我认为得到一个无法出错的句子分割器是不可能的，因为用户生成的内容并不总是语法和句法都正确。此外，由于爬取/获取内容的工具可能无法获得干净的内容，其中可能包含空格或标点符号垃圾，因此达到100％的正确结果是不可能的。最后，业务现在更倾向于“足够好”的策略，如果您能够将文本分割95％的时间，大多数情况下都被视为成功。

现在，任何句子分割任务都是自然语言处理（NLP）任务，而仅使用一、两个或三个正则表达式是不够的。与其考虑自己的正则表达式链，我建议使用一些现有的NLP库来完成这项任务。

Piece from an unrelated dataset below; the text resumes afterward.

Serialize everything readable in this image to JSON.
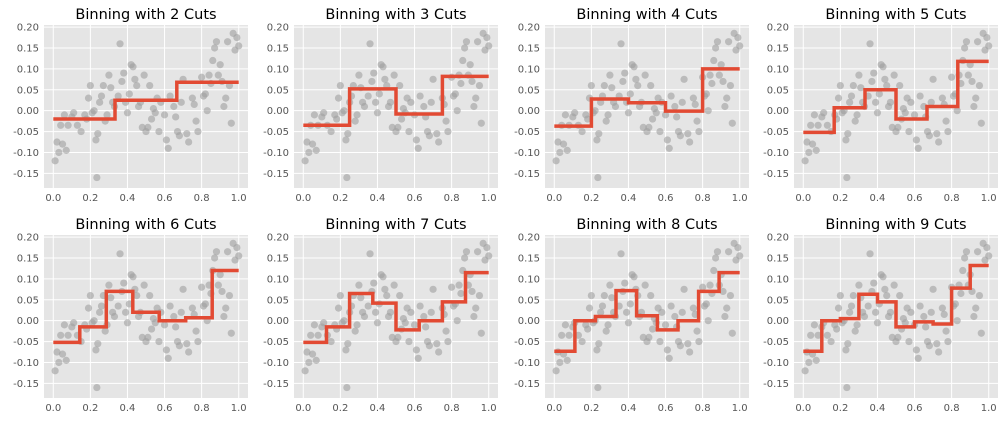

1. vanderlee's php-sentence（依赖于合理的语法正确标点符号）

以下是用于分割句子的规则的粗略列表： - 每个换行符都分隔句子。 - 如果没有适当的标点符号结束，文本的末尾表示句子的结尾。 - 除非有换行符或文本末尾，否则句子必须至少包含两个单词。 - 空行不是句子。 - 每个问号、感叹号或它们的组合都被视为句子的结尾。 - 单个句点被视为句子的结尾，除非... - 它前面只有一个单词，或者... - 它后面只有一个单词。 - 多个句点的序列不被视为句子的结尾。

使用示例：

<?php
    require_once 'classes/autoloader.php'; // Include the autoloader.
    $text   = "Hello there, Mr. Smith. What're you doing today... Smith,"
            . " my friend?\n\nI hope it's good. This last sentence will"
            . " cost you $2.50! Just kidding :)"; // This is the test text we're going to use
    $Sentence   = new Sentence;   // Create a new instance
    $sentences  = $Sentence->split($text); // Split into array of sentences
    $count      = $Sentence->count($text); // Count the number of sentences
?>

NlpTools 是另一个你可以用来完成这个任务的库。以下是一个实现基于规则的简单句子分词器的示例代码：

示例代码：

<?php
include ('vendor/autoload.php');
 
use \NlpTools\Tokenizers\ClassifierBasedTokenizer;
use \NlpTools\Tokenizers\WhitespaceTokenizer;
use \NlpTools\Classifiers\ClassifierInterface;
use \NlpTools\Documents\DocumentInterface;
 
class EndOfSentence implements ClassifierInterface
{
    public function classify(array $classes, DocumentInterface $d) {
        list($token,$before,$after) = $d->getDocumentData();
 
        $dotcnt = count(explode('.',$token))-1;
        $lastdot = substr($token,-1)=='.';
 
        if (!$lastdot) // assume that all sentences end in full stops
            return 'O';
 
        if ($dotcnt>1) // to catch some naive abbreviations U.S.A.
            return 'O';
 
        return 'EOW';
    }
}
$tok = new ClassifierBasedTokenizer(
    new EndOfSentence(),
    new WhitespaceTokenizer()
);
$text = "We are what we repeatedly do.
        Excellence, then, is not an act, but a habit.";
 
print_r($tok->tokenize($text));
 
// Array
// (
//    [0] => We are what we repeatedly do.
//    [1] => Excellence, then, is not an act, but a habit.
// )

您可以使用PHP/JAVA bridge来使用Java StanfordNLP（这里有一个Java示例，将文本拆分成句子）。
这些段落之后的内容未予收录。